The ability of peroxynitrite to modify amino acid residues in glutamine synthetase (GS) and BSA is greatly influenced by pH and CO2. At physiological concentrations of CO2 (1.3 mM), the generation of carbonyl groups (0.2-0.4 equivalents/subunit) is little affected by pH over the range of 7.2-9.0, but, in the absence of CO2, carbonyl formation increases (from 0.1- 1.2 equivalents/subunit) as the pH is raised from 7.2 to 10.5. This increase is attributable, in part but not entirely, to the increase in peroxynitrite (PN) stability with increasing pH. Of several amino acid polymers tested, only those containing lysine residues yielded carbonyl derivatives. In contrast, the nitration of tyrosine residues of both GS and BSA at pH 7.5 almost completely depends on the presence of CO2. However, the pH profiles of tyrosine nitration in GS and BSA are not the same.
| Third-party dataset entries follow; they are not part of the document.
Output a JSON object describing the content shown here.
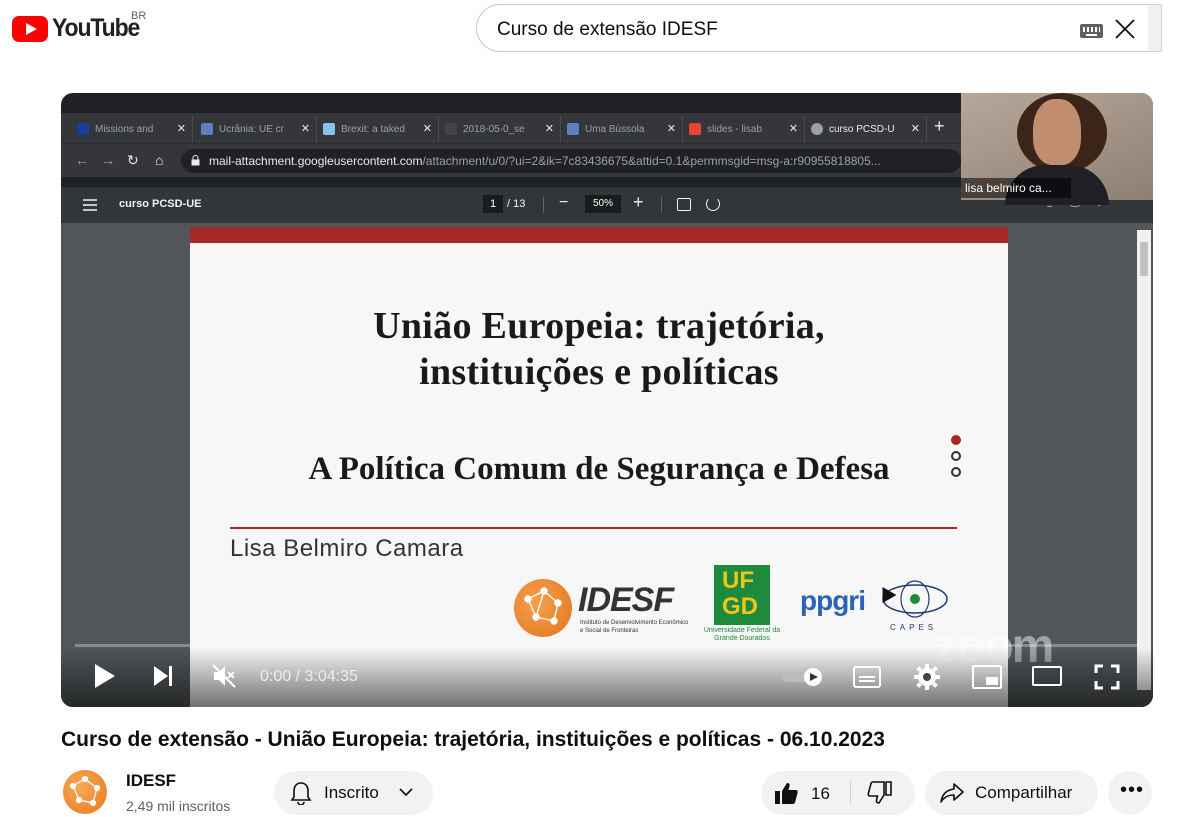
{
  "masthead": {
    "logo_text": "YouTube",
    "country_code": "BR",
    "search_value": "Curso de extensão IDESF"
  },
  "browser": {
    "tabs": [
      {
        "label": "Missions and",
        "favicon_color": "#1a3c9c"
      },
      {
        "label": "Ucrânia: UE cr",
        "favicon_color": "#5b7fbf"
      },
      {
        "label": "Brexit: a taked",
        "favicon_color": "#89c4e8"
      },
      {
        "label": "2018-05-0_se",
        "favicon_color": "#444444"
      },
      {
        "label": "Uma Bússola",
        "favicon_color": "#5b7fbf"
      },
      {
        "label": "slides - lisab",
        "favicon_color": "#ea4335"
      },
      {
        "label": "curso PCSD-U",
        "favicon_color": "#9aa0a6"
      }
    ],
    "url_host": "mail-attachment.googleusercontent.com",
    "url_path": "/attachment/u/0/?ui=2&ik=7c83436675&attid=0.1&permmsgid=msg-a:r90955818805..."
  },
  "pdf_viewer": {
    "doc_title": "curso PCSD-UE",
    "page_current": "1",
    "page_total": "/ 13",
    "zoom": "50%"
  },
  "slide": {
    "title_line1": "União Europeia: trajetória,",
    "title_line2": "instituições e políticas",
    "subtitle": "A Política Comum de Segurança e Defesa",
    "author": "Lisa Belmiro Camara",
    "logos": {
      "idesf": "IDESF",
      "idesf_sub": "Instituto de Desenvolvimento Econômico e Social de Fronteiras",
      "ufgd_line1": "UF",
      "ufgd_line2": "GD",
      "ufgd_sub": "Universidade Federal da Grande Dourados",
      "ppgri": "ppgri",
      "capes": "CAPES"
    },
    "accent_color": "#a52a24"
  },
  "zoom_watermark": "zoom",
  "webcam": {
    "participant_name": "lisa belmiro ca..."
  },
  "player": {
    "time": "0:00 / 3:04:35",
    "progress_fraction": 0.0,
    "muted": true
  },
  "video": {
    "title": "Curso de extensão - União Europeia: trajetória, instituições e políticas - 06.10.2023"
  },
  "channel": {
    "name": "IDESF",
    "subscribers": "2,49 mil inscritos",
    "subscribe_label": "Inscrito"
  },
  "actions": {
    "like_count": "16",
    "share_label": "Compartilhar",
    "more_label": "•••"
  }
}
With both proteins, nitration decreases approximately 65% with increasing pH over the range of 7.2-8.4, but, then in the case of GS only, there is a 3.4-fold increase in the level of nitration over the range pH 8.4-8.8. The oxidation of methionine residues in both proteins and in the tripeptide Ala-Met-Ala was inhibited by CO2 at both high and low pH values. These results emphasize the importance of controlling the pH and CO2 concentrations in studies involving PN and indicate that PN is not likely to contribute appreciably to carbonyl formation or oxidation of methionine residues of proteins at physiological pH and CO2 concentrations.